Shawn Bowles scored once and added two assists to lead the offence and lead the host Portage Terriers to a 5-2 win over the Carleton Place Canadians in the championship game Sunday night at the 2015 RBC Cup.
The national title is the second for the Terriers, who won the Centennial Cup in 1973, while the Canadians became the first team ever to finish as national runner-up in consecutive seasons.
Portage is also the seventh host team to be crowned national champions since the start of the five-team format in 1990, and the first since the Weyburn Red Wings in 2005.
Grant Valiquette, Davis Ross, Jordyn Boyd and Brad Bowles had the other goals for the Terriers, who capped a dominating season that saw them finish with ridiculous 74-5-5 in the regular season, playoffs and RBC Cup.
Alex Robinson and Maxime St. Pierre scored for Carleton Place.
The standing-room-only crowd at the PCU Centre was rocking from the first puck drop, showing just why home ice had been so good to the Terriers all season; Portage was 37-3-1 as the host.
Valiquette gave them even more to cheer about at the 14:13 mark of the opening period, taking advantage of a bobbled puck at the Canadians blue-line and roofing a wrist shot over the glove of Carleton Place goaltender Guillaume Therien on a breakaway.

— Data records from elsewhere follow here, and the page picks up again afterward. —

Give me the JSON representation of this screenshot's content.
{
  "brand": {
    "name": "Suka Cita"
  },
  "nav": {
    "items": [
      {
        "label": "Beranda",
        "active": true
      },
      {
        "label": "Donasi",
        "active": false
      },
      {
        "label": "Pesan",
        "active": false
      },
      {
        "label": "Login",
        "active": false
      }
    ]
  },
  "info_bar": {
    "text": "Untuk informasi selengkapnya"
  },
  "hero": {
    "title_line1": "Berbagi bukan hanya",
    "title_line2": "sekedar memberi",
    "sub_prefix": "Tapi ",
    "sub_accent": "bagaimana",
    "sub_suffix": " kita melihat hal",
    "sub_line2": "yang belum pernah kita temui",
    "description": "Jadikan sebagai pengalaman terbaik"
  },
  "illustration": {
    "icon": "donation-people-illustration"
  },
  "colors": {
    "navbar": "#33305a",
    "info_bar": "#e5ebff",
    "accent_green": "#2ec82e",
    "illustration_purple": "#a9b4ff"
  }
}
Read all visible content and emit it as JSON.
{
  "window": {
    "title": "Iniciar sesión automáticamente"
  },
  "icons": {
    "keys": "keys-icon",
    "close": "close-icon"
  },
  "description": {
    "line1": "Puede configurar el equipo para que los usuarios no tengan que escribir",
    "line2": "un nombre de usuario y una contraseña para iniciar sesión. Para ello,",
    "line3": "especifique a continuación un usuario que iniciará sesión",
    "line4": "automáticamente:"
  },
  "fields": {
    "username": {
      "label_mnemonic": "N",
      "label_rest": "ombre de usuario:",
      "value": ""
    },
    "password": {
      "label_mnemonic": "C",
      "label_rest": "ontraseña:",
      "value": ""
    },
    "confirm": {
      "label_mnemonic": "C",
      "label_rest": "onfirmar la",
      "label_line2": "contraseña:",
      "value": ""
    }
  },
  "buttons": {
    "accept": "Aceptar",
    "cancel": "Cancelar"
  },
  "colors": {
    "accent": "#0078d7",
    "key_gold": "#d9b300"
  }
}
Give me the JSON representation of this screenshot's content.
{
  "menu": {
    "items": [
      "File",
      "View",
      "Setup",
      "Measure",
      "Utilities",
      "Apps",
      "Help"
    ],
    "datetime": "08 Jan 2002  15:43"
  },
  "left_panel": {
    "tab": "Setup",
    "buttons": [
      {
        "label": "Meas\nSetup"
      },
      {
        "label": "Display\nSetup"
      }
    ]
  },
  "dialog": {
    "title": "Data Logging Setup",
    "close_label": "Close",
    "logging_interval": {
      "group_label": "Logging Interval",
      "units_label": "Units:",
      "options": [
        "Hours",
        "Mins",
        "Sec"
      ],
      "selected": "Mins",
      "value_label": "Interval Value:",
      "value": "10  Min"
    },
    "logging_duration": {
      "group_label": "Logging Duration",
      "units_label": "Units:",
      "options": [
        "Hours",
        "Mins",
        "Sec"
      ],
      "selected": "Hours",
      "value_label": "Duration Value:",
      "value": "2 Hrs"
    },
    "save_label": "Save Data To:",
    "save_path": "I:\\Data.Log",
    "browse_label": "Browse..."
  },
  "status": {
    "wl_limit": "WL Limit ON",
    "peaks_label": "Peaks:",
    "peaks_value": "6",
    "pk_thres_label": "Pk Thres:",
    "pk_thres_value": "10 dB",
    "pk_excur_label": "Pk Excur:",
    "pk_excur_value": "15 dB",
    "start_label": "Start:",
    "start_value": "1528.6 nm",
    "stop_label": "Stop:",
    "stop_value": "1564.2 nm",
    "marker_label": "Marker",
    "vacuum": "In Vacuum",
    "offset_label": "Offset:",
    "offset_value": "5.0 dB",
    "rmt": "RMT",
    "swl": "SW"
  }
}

Ross doubled the Portage lead at 2:42 of the second, dropping the puck off to Garick Gray and driving to the net before knocking in the rebound of a Shawn Bowles shot.
Robinson got that back with 7:13 to go in the middle frame, finishing off a three-on-one break by going bar-down over the shoulder of Terriers netminder Zac Robidoux to cut the lead to one through 40 minutes.
Boyd took advantage of a four-minute Portage power play early in the third period, knocking in a gorgeous no-look, behind-the-back feed from Dane Schioler, and Brad Bowles batted a bouncing puck five-hole on Therien six minutes later on another man advantage to push the lead to 4-1.
With the PCU Centre on its feet in the dying minutes, Shawn Bowles found the empty net with 2:58 remaining to officially get the party started, although St. Pierre scored with 60 seconds left to cap the scoring.
The RBC Cup heads west next spring, with Lloydminster, Alta., and the AJHL’s Lloydminster Bobcats playing host to Canada’s 46th National Junior A Championship.